In this reference on page 70 they make the same jump from the time evolution of the density matrix to the time evolution of the operators

Answer 1

$\def\dd{{\rm d}} \def\LL{\mathcal{L}} \def\ii{{\rm i}} \def\ee{{\rm e}}$ The trick here is very simple and physically motivated. You simply demand that the expectation value of an operator $A$ is the same in the Schroedinger picture (density matrix evolves) and the Heisenberg picture (operator evolves). That is, $$\langle A\rangle = \mathrm{Tr}\left\lbrace A(0) \rho(t)\right\rbrace = \mathrm{Tr}\left\lbrace A(t)\rho(0) \right\rbrace,$$ where $A(t)$ [$\rho(0)$] is the operator [density matrix] in the Heisenberg picture, while $A(0)$ [$\rho(t)$] is the operator [density matrix] in the Schroedinger picture.

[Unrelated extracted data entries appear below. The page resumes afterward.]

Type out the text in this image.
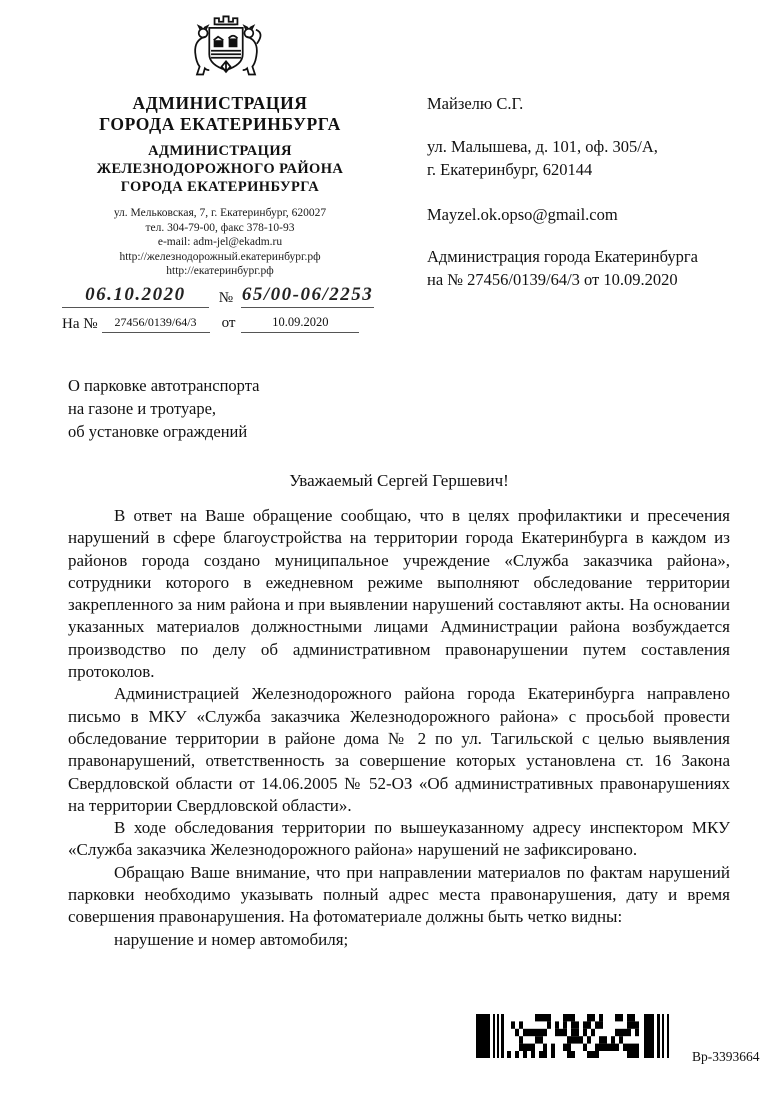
АДМИНИСТРАЦИЯ
ГОРОДА ЕКАТЕРИНБУРГА
АДМИНИСТРАЦИЯ
ЖЕЛЕЗНОДОРОЖНОГО РАЙОНА
ГОРОДА ЕКАТЕРИНБУРГА
ул. Мельковская, 7, г. Екатеринбург, 620027
тел. 304-79-00, факс 378-10-93
e-mail: adm-jel@ekadm.ru
http://железнодорожный.екатеринбург.рф
http://екатеринбург.рф
06.10.2020	№ 65/00-06/2253
На №	27456/0139/64/3	от	10.09.2020
О парковке автотранспорта
на газоне и тротуаре,
об установке ограждений
Майзелю С.Г.
ул. Малышева, д. 101, оф. 305/А,
г. Екатеринбург, 620144
Mayzel.ok.opso@gmail.com
Администрация города Екатеринбурга
на № 27456/0139/64/3 от 10.09.2020
Уважаемый Сергей Гершевич!

В ответ на Ваше обращение сообщаю, что в целях профилактики и пресечения нарушений в сфере благоустройства на территории города Екатеринбурга в каждом из районов города создано муниципальное учреждение «Служба заказчика района», сотрудники которого в ежедневном режиме выполняют обследование территории закрепленного за ним района и при выявлении нарушений составляют акты. На основании указанных материалов должностными лицами Администрации района возбуждается производство по делу об административном правонарушении путем составления протоколов.

Администрацией Железнодорожного района города Екатеринбурга направлено письмо в МКУ «Служба заказчика Железнодорожного района» с просьбой провести обследование территории в районе дома № 2 по ул. Тагильской с целью выявления правонарушений, ответственность за совершение которых установлена ст. 16 Закона Свердловской области от 14.06.2005 № 52-ОЗ «Об административных правонарушениях на территории Свердловской области».

В ходе обследования территории по вышеуказанному адресу инспектором МКУ «Служба заказчика Железнодорожного района» нарушений не зафиксировано.

Обращаю Ваше внимание, что при направлении материалов по фактам нарушений парковки необходимо указывать полный адрес места правонарушения, дату и время совершения правонарушения. На фотоматериале должны быть четко видны:

нарушение и номер автомобиля;

Вр-3393664
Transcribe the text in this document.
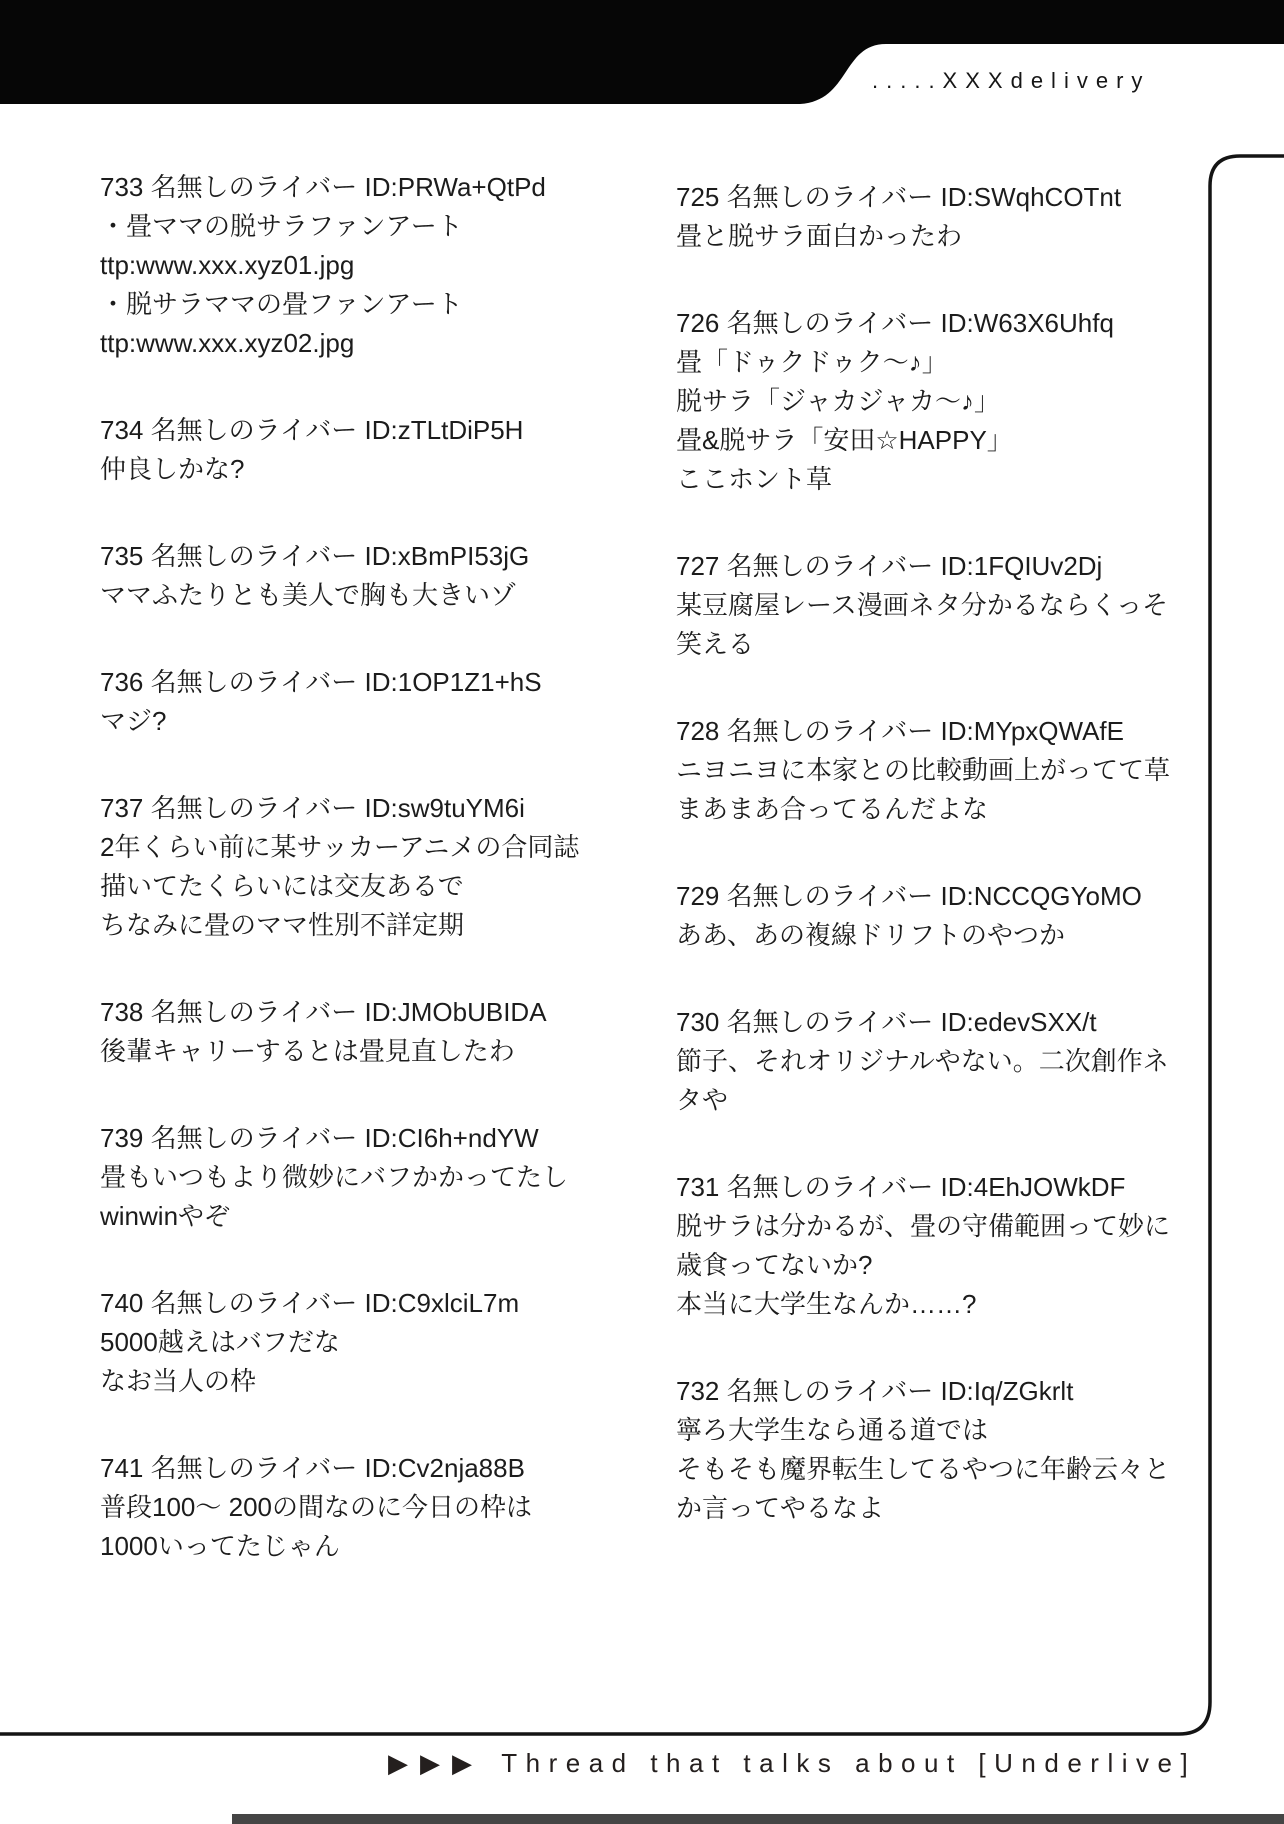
.....XXXdelivery
733 名無しのライバー ID:PRWa+QtPd
・畳ママの脱サラファンアート
ttp:www.xxx.xyz01.jpg
・脱サラママの畳ファンアート
ttp:www.xxx.xyz02.jpg
734 名無しのライバー ID:zTLtDiP5H
仲良しかな?
735 名無しのライバー ID:xBmPI53jG
ママふたりとも美人で胸も大きいゾ
736 名無しのライバー ID:1OP1Z1+hS
マジ?
737 名無しのライバー ID:sw9tuYM6i
2年くらい前に某サッカーアニメの合同誌
描いてたくらいには交友あるで
ちなみに畳のママ性別不詳定期
738 名無しのライバー ID:JMObUBIDA
後輩キャリーするとは畳見直したわ
739 名無しのライバー ID:CI6h+ndYW
畳もいつもより微妙にバフかかってたし
winwinやぞ
740 名無しのライバー ID:C9xlciL7m
5000越えはバフだな
なお当人の枠
741 名無しのライバー ID:Cv2nja88B
普段100～ 200の間なのに今日の枠は
1000いってたじゃん
725 名無しのライバー ID:SWqhCOTnt
畳と脱サラ面白かったわ
726 名無しのライバー ID:W63X6Uhfq
畳「ドゥクドゥク～♪」
脱サラ「ジャカジャカ～♪」
畳&脱サラ「安田☆HAPPY」
ここホント草
727 名無しのライバー ID:1FQIUv2Dj
某豆腐屋レース漫画ネタ分かるならくっそ
笑える
728 名無しのライバー ID:MYpxQWAfE
ニヨニヨに本家との比較動画上がってて草
まあまあ合ってるんだよな
729 名無しのライバー ID:NCCQGYoMO
ああ、あの複線ドリフトのやつか
730 名無しのライバー ID:edevSXX/t
節子、それオリジナルやない。二次創作ネ
タや
731 名無しのライバー ID:4EhJOWkDF
脱サラは分かるが、畳の守備範囲って妙に
歳食ってないか?
本当に大学生なんか……?
732 名無しのライバー ID:Iq/ZGkrlt
寧ろ大学生なら通る道では
そもそも魔界転生してるやつに年齢云々と
か言ってやるなよ
▶▶▶ Thread that talks about [Underlive]
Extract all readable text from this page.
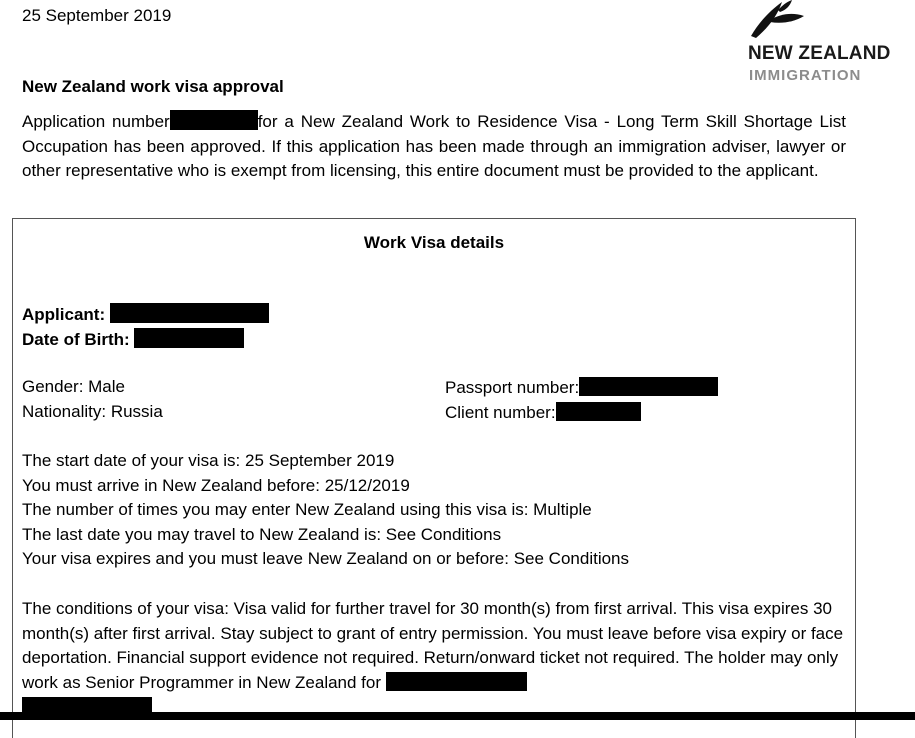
25 September 2019
NEW ZEALAND
IMMIGRATION
New Zealand work visa approval
Application number	for a New Zealand Work to Residence Visa - Long Term Skill Shortage List Occupation has been approved. If this application has been made through an immigration adviser, lawyer or other representative who is exempt from licensing, this entire document must be provided to the applicant.
Work Visa details
Applicant:
Date of Birth:
Gender: Male
Nationality: Russia
Passport number:
Client number:
The start date of your visa is: 25 September 2019
You must arrive in New Zealand before: 25/12/2019
The number of times you may enter New Zealand using this visa is: Multiple
The last date you may travel to New Zealand is: See Conditions
Your visa expires and you must leave New Zealand on or before: See Conditions
The conditions of your visa: Visa valid for further travel for 30 month(s) from first arrival. This visa expires 30 month(s) after first arrival. Stay subject to grant of entry permission. You must leave before visa expiry or face deportation. Financial support evidence not required. Return/onward ticket not required. The holder may only work as Senior Programmer in New Zealand for
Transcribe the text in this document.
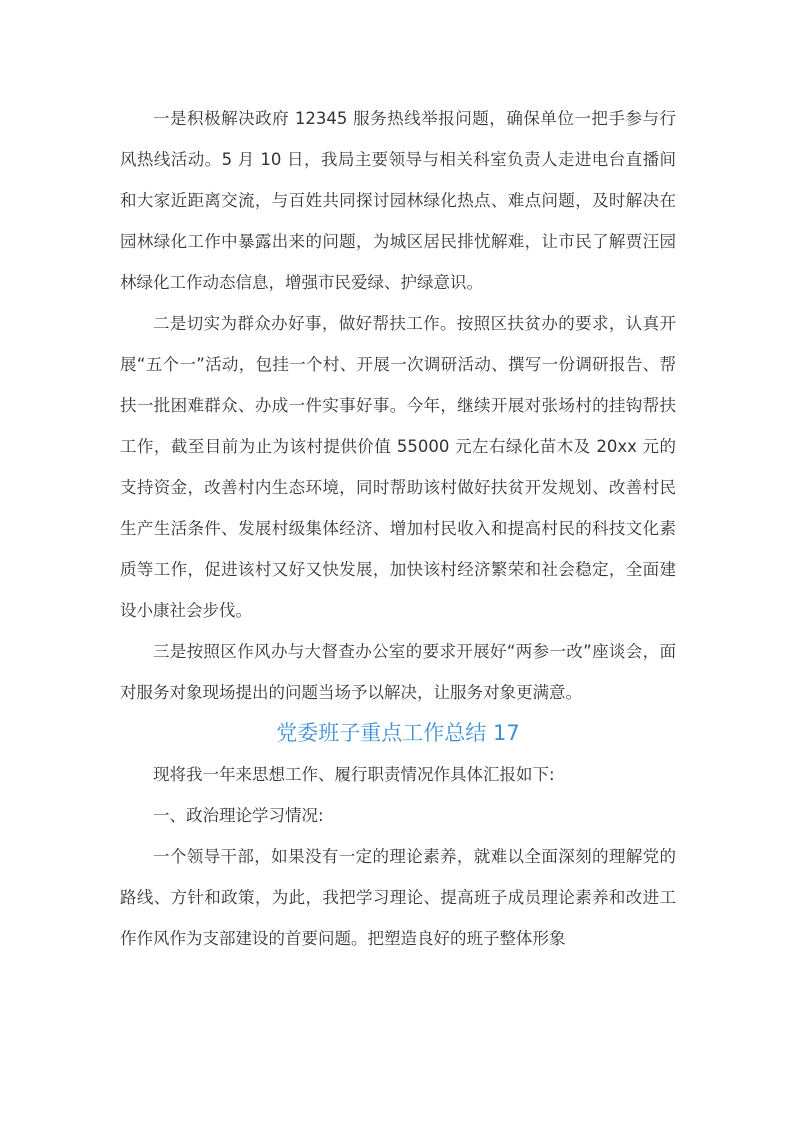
一是积极解决政府 12345 服务热线举报问题，确保单位一把手参与行风热线活动。5 月 10 日，我局主要领导与相关科室负责人走进电台直播间和大家近距离交流，与百姓共同探讨园林绿化热点、难点问题，及时解决在园林绿化工作中暴露出来的问题，为城区居民排忧解难，让市民了解贾汪园林绿化工作动态信息，增强市民爱绿、护绿意识。

二是切实为群众办好事，做好帮扶工作。按照区扶贫办的要求，认真开展“五个一”活动，包挂一个村、开展一次调研活动、撰写一份调研报告、帮扶一批困难群众、办成一件实事好事。今年，继续开展对张场村的挂钩帮扶工作，截至目前为止为该村提供价值 55000 元左右绿化苗木及 20xx 元的支持资金，改善村内生态环境，同时帮助该村做好扶贫开发规划、改善村民生产生活条件、发展村级集体经济、增加村民收入和提高村民的科技文化素质等工作，促进该村又好又快发展，加快该村经济繁荣和社会稳定，全面建设小康社会步伐。

三是按照区作风办与大督查办公室的要求开展好“两参一改”座谈会，面对服务对象现场提出的问题当场予以解决，让服务对象更满意。

党委班子重点工作总结 17

现将我一年来思想工作、履行职责情况作具体汇报如下:

一、政治理论学习情况:

一个领导干部，如果没有一定的理论素养，就难以全面深刻的理解党的路线、方针和政策，为此，我把学习理论、提高班子成员理论素养和改进工作作风作为支部建设的首要问题。把塑造良好的班子整体形象
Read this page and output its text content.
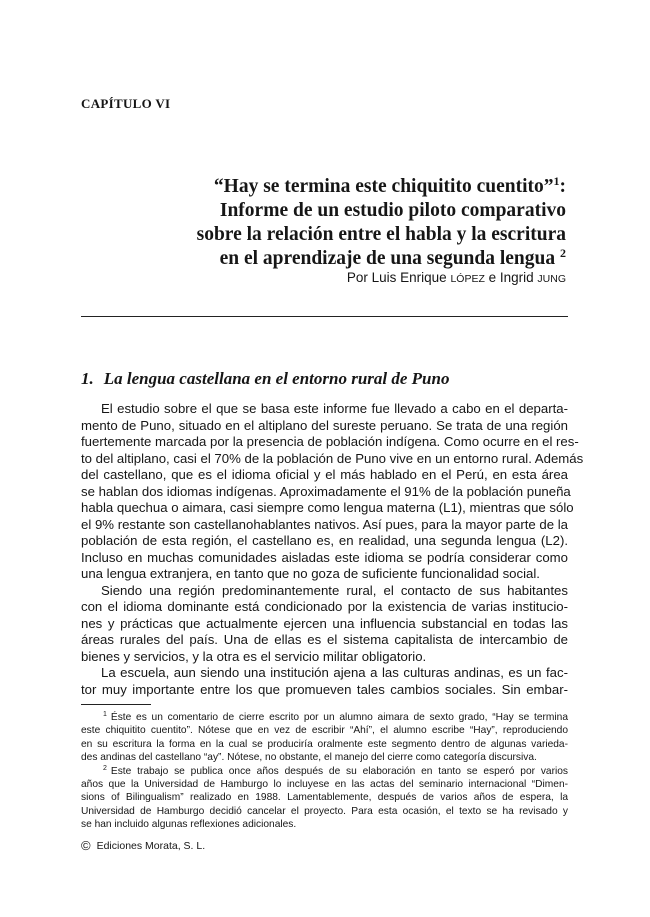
CAPÍTULO VI
“Hay se termina este chiquitito cuentito”$^1$:
Informe de un estudio piloto comparativo
sobre la relación entre el habla y la escritura
en el aprendizaje de una segunda lengua $^2$
Por Luis Enrique LÓPEZ e Ingrid JUNG
1. La lengua castellana en el entorno rural de Puno
El estudio sobre el que se basa este informe fue llevado a cabo en el departa-
mento de Puno, situado en el altiplano del sureste peruano. Se trata de una región
fuertemente marcada por la presencia de población indígena. Como ocurre en el res-
to del altiplano, casi el 70% de la población de Puno vive en un entorno rural. Además
del castellano, que es el idioma oficial y el más hablado en el Perú, en esta área
se hablan dos idiomas indígenas. Aproximadamente el 91% de la población puneña
habla quechua o aimara, casi siempre como lengua materna (L1), mientras que sólo
el 9% restante son castellanohablantes nativos. Así pues, para la mayor parte de la
población de esta región, el castellano es, en realidad, una segunda lengua (L2).
Incluso en muchas comunidades aisladas este idioma se podría considerar como
una lengua extranjera, en tanto que no goza de suficiente funcionalidad social.
Siendo una región predominantemente rural, el contacto de sus habitantes
con el idioma dominante está condicionado por la existencia de varias institucio-
nes y prácticas que actualmente ejercen una influencia substancial en todas las
áreas rurales del país. Una de ellas es el sistema capitalista de intercambio de
bienes y servicios, y la otra es el servicio militar obligatorio.
La escuela, aun siendo una institución ajena a las culturas andinas, es un fac-
tor muy importante entre los que promueven tales cambios sociales. Sin embar-
$^1$ Éste es un comentario de cierre escrito por un alumno aimara de sexto grado, “Hay se termina
este chiquitito cuentito”. Nótese que en vez de escribir “Ahí”, el alumno escribe “Hay”, reproduciendo
en su escritura la forma en la cual se produciría oralmente este segmento dentro de algunas varieda-
des andinas del castellano “ay”. Nótese, no obstante, el manejo del cierre como categoría discursiva.
$^2$ Este trabajo se publica once años después de su elaboración en tanto se esperó por varios
años que la Universidad de Hamburgo lo incluyese en las actas del seminario internacional “Dimen-
sions of Bilingualism” realizado en 1988. Lamentablemente, después de varios años de espera, la
Universidad de Hamburgo decidió cancelar el proyecto. Para esta ocasión, el texto se ha revisado y
se han incluido algunas reflexiones adicionales.
© Ediciones Morata, S. L.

The Lindblad equation can be written in the Schroedinger picture as $$ \frac{\dd\rho}{\dd t} = \LL[\rho],$$ where the Liouvillian is defined by ($\hbar = 1$) $$\LL[\rho] = -\ii[H,\rho] + \sum_k \left ( L_k \rho L_k^\dagger - \frac{1}{2} \lbrace L_k^\dagger L_k,\rho\rbrace \right).$$ The formal solution of the Lindblad equation can then be written as $\rho(t) = \ee^{\LL t} [\rho(0)]$, where the exponential of the superoperator $\LL$ is defined as usual by its Taylor series expansion. Now, define the adjoint Liouvillian $\LL^\dagger$ by $$ \mathrm{Tr}\left\lbrace P \LL[Q] \right\rbrace = \mathrm{Tr}\left\lbrace \LL^\dagger[P] Q \right\rbrace,$$ where $P$ and $Q$ are arbitrary operators. It follows from the definitions that $$ \mathrm{Tr}\left\lbrace A(0) \rho(t)\right\rbrace = \mathrm{Tr}\left\lbrace A(0) \ee^{\LL t}[\rho(0)]\right\rbrace = \mathrm{Tr}\left\lbrace \ee^{\LL^\dagger t}[A(0)] \rho(0)\right\rbrace,$$ from which we identify $A(t) = \ee^{\LL^\dagger t}[A(0)]$ as the operator $A$ in the Heisenberg picture, which obviously satisfies the differential equation $$ \frac{\dd A}{\dd t} = \LL^\dagger[A].$$ All that remains is to check that indeed $$ \LL^\dagger[A] = \ii [H,A] + \sum_k \left ( L^\dagger_k A L_k - \frac{1}{2} \lbrace L_k^\dagger L_k ,A\rbrace \right),$$ which can be shown using the definition of $\LL^\dagger$ and the cyclicity of the trace.